Although WirelessHART replaced the 4-20mA analog wires with a mesh radio network, the calibration methodologies have remained essentially the same for instrument technicians. Here, an Emerson Process Management Smart Wireless (WirelessHART) temperature transmitter is calibrated using a Beamex MC6 calibrator.

Jeff Dobos, president of ProComSol and developer of DevCom2000 PC-based HART communicator software, notes that in the past the use of a PC-based HART communicator in plant environments could be awkward at best. "Carrying a laptop up a ladder is dangerous," Dobos admits, "but the advent of wireless Bluetooth-to-HART modems has changed that. Connect the Bluetooth HART modem in the hard-to-reach location, climb back down and use your PC-based HART communicator safely from the ground."  Of course another option is to connect the HART modem anywhere on the 4-20mA loop.

Setting the Stage for Fulltime Connectivity

As valuable as it is, offline HART connectivity through handhelds, communicators and portable PCs really represents only the opening volley in the HART value proposition. To realize the full potential for HART communication to enable improved plant reliability, a significant and growing number of users are moving to full-time, integrated HART connectivity.

Back at We Energies, for example, the Valley Plant has progressed to HART instrument communications that are fully integrated with its process control and asset management systems. Automated valve tests run seamlessly in the background, kicking off tiered levels of alerts -- all using HART. If no issues are detected in the course of an automated test, no alerts are generated. Issues that need attention -- but are not expected to affect operations in the near term -- go straight to a workstation running Emerson Process Management's AMS Suite asset management software for subsequent resolution. Only issues that the operator really needs to know about go to the Emerson Ovation control system operator console. "We're leveraging HART to do proactive diagnostics," Gordon explains. "We want to solve problems before they appear to the operator."

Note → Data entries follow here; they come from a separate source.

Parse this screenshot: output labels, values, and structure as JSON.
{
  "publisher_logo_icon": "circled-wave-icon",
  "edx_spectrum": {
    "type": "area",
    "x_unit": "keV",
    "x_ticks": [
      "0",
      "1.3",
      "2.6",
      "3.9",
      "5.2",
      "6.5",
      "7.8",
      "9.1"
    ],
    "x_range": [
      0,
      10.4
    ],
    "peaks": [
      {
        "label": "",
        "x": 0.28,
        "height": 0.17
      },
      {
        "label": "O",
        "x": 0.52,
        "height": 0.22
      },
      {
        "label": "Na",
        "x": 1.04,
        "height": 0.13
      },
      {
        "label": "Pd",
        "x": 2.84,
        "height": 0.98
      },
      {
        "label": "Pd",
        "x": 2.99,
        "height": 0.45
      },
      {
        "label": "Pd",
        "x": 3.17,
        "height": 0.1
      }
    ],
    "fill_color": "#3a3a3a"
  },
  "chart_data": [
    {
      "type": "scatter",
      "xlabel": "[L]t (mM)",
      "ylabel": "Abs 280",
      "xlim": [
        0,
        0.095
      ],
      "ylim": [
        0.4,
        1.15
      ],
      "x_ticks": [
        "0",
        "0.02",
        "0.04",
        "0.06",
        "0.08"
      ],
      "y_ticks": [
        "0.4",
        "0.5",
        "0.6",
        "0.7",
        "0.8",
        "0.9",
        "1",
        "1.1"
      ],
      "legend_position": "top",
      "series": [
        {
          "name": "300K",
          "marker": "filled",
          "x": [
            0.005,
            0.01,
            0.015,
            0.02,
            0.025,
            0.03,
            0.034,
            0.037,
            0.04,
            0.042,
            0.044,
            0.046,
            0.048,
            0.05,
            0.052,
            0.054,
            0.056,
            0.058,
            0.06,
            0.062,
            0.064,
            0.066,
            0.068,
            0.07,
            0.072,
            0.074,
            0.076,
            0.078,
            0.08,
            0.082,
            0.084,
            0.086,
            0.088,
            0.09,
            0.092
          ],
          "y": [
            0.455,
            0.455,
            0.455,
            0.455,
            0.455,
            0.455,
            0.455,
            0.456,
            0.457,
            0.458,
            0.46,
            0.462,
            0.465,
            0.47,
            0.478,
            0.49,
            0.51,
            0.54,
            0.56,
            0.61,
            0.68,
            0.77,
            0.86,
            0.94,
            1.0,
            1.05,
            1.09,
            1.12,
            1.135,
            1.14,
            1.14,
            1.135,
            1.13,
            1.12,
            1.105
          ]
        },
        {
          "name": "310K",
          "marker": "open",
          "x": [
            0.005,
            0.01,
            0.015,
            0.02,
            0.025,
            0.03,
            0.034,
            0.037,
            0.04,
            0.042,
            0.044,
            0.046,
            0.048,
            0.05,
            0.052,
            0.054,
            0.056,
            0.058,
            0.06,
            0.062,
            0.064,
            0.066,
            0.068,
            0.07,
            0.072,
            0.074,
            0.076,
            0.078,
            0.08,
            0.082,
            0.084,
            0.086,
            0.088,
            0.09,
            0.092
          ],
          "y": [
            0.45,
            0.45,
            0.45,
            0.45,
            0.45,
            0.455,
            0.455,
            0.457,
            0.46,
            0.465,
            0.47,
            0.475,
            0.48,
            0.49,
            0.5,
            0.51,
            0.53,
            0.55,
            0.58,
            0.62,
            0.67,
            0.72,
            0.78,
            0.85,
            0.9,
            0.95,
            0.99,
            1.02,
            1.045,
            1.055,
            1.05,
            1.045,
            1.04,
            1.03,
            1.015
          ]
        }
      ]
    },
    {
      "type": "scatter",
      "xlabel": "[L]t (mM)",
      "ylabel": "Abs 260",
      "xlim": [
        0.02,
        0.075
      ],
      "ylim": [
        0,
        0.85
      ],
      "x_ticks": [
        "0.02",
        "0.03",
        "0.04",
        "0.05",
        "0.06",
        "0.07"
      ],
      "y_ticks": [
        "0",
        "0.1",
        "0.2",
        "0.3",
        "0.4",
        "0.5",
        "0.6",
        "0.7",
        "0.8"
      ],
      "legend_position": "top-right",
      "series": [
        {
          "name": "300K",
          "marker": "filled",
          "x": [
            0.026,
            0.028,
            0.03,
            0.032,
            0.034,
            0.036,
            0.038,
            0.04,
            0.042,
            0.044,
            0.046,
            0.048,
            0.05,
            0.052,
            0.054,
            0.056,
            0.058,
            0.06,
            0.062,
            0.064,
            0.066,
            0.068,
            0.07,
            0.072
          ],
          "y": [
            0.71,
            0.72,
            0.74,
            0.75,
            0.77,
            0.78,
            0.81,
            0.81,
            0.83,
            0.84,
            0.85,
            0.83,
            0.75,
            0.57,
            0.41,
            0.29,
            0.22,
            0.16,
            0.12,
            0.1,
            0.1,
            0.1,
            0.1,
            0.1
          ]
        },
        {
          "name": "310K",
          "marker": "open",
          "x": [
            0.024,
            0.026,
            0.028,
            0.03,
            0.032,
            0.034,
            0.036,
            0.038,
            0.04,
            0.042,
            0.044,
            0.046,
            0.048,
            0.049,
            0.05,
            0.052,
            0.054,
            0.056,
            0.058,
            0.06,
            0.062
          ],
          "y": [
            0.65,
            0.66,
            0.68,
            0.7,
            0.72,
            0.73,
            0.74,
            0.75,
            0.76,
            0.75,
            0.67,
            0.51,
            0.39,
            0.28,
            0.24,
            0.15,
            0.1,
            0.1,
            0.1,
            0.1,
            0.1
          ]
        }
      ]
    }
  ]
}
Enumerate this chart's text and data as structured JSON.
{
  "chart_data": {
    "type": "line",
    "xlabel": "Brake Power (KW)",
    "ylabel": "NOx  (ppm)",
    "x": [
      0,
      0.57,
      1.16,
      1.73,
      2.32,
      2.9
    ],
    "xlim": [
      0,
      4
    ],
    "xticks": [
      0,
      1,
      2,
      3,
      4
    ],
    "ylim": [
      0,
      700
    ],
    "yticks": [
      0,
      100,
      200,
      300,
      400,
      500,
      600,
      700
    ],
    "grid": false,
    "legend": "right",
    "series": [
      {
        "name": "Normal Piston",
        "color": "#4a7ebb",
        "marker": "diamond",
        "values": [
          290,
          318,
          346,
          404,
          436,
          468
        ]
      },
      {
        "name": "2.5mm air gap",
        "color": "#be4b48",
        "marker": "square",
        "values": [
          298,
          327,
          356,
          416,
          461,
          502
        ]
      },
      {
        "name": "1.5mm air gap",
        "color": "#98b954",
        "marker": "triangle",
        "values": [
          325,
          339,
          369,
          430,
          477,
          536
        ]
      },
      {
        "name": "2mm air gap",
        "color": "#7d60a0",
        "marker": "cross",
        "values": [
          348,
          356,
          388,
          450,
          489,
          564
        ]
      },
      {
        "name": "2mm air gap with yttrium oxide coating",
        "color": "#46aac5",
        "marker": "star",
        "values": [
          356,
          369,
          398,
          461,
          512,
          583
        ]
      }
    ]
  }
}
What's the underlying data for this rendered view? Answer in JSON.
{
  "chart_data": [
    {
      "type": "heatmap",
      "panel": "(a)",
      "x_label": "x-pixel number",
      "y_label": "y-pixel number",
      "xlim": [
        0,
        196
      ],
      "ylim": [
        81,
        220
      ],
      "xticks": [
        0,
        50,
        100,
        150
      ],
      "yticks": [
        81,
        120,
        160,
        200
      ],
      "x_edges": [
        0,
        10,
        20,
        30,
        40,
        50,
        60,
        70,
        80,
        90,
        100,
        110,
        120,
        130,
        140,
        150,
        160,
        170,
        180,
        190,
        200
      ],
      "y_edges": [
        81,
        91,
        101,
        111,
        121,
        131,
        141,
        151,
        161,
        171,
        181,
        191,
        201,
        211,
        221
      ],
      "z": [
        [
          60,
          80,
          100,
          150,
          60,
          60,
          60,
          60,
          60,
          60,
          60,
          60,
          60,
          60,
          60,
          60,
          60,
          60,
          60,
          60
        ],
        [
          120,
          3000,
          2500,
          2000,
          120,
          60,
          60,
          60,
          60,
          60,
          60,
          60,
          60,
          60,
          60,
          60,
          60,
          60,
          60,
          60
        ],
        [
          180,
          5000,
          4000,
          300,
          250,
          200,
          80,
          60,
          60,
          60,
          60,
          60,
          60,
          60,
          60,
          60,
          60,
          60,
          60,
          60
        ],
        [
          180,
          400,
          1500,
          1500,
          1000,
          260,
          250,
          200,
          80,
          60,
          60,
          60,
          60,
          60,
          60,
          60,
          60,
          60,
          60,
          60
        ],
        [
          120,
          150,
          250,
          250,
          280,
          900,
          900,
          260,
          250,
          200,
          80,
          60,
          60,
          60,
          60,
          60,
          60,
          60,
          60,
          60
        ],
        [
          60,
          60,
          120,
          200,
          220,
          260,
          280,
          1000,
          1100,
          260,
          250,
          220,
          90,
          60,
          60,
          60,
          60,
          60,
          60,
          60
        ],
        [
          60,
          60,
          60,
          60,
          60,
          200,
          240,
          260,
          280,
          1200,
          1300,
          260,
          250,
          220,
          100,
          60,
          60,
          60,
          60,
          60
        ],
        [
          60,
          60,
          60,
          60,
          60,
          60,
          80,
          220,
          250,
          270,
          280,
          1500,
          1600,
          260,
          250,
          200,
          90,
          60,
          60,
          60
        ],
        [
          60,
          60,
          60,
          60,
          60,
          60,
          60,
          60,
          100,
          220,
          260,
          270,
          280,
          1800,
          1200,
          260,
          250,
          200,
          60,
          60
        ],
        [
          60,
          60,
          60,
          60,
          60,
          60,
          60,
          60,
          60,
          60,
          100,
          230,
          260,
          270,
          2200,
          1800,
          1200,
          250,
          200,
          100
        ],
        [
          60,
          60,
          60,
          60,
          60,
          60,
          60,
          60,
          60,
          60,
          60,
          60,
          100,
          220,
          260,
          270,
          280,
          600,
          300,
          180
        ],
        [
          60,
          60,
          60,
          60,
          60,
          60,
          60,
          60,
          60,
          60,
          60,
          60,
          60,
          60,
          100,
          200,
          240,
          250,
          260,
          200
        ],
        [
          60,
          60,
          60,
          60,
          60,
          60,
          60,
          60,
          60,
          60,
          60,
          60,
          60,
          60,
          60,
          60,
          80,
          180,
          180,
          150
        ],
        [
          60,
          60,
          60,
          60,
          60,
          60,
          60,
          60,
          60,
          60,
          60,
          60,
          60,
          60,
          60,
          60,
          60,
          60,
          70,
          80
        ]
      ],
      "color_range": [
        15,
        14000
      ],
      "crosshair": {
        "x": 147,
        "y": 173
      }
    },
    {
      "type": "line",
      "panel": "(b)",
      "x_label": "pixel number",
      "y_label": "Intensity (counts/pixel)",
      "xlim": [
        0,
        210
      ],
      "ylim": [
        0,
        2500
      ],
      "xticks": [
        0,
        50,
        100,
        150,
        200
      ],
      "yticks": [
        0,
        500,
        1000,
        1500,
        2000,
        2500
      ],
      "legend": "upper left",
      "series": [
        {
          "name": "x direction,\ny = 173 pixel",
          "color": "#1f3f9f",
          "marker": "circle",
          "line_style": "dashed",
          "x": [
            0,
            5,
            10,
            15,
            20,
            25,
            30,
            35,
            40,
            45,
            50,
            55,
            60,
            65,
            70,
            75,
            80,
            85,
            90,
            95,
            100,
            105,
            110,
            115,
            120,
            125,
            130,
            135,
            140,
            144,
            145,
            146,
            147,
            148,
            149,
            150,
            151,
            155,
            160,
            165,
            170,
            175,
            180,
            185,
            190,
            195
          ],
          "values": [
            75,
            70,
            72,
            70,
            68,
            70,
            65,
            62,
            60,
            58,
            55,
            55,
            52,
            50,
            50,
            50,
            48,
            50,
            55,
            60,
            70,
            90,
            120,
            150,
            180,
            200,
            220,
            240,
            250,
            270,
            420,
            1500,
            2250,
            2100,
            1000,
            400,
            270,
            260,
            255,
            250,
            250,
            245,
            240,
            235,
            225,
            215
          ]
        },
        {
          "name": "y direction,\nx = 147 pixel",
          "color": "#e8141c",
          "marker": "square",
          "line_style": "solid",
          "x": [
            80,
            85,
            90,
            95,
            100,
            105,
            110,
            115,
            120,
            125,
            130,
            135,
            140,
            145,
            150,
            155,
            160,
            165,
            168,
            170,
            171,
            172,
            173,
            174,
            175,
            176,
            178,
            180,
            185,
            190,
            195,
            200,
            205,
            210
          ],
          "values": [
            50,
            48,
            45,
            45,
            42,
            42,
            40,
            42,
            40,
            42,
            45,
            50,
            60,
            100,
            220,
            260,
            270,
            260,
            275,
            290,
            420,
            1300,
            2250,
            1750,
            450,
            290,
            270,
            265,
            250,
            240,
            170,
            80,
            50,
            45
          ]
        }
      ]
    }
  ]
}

Offline HART Usage Already Widespread

In a recent survey of Control readers, a full 70% indicated they use HART communication in an offline, ad hoc fashion through handheld communicators and calibrators and/or portable PCs.

Percentage of HART Users with Integrated Connectivity

  • Occasional HART device connectivity -     70%
  • Via handheld communicator/calibrator -     68%
  • Via portable PC -     32%
The power plant also uses WirelessHART to boost safety and to quickly and easily add new measurement points. One example was a hard-to-reach temperature transmitter and thermocouple that had been installed five years ago, "but we never pulled a cable," Gordon says. WirelessHART solved that problem in short order. The company also uses WirelessHART to monitor safety showers and eyewash stations scattered through the remote areas of the plant.

Today, the plant is migrating standalone local control loops over to HART-based digital valve controllers and transmitters. Similarly, on/off valves are being retrofitted with digital valve controllers to provide diagnostic capabilities over HART. "With HART and a digital valve controller, I can remotely run a five-minute valve test and tell whether the valve is leaking through without ever taking anything apart," Gordon says.

"HART technology has made our job of keeping things up and running a lot easier," Gordon says. "When you look at how we previously used HART versus what we do with it now, it's an incredible leap in technology. Today, our rule of thumb is that if a device we're buying comes with HART, we want it."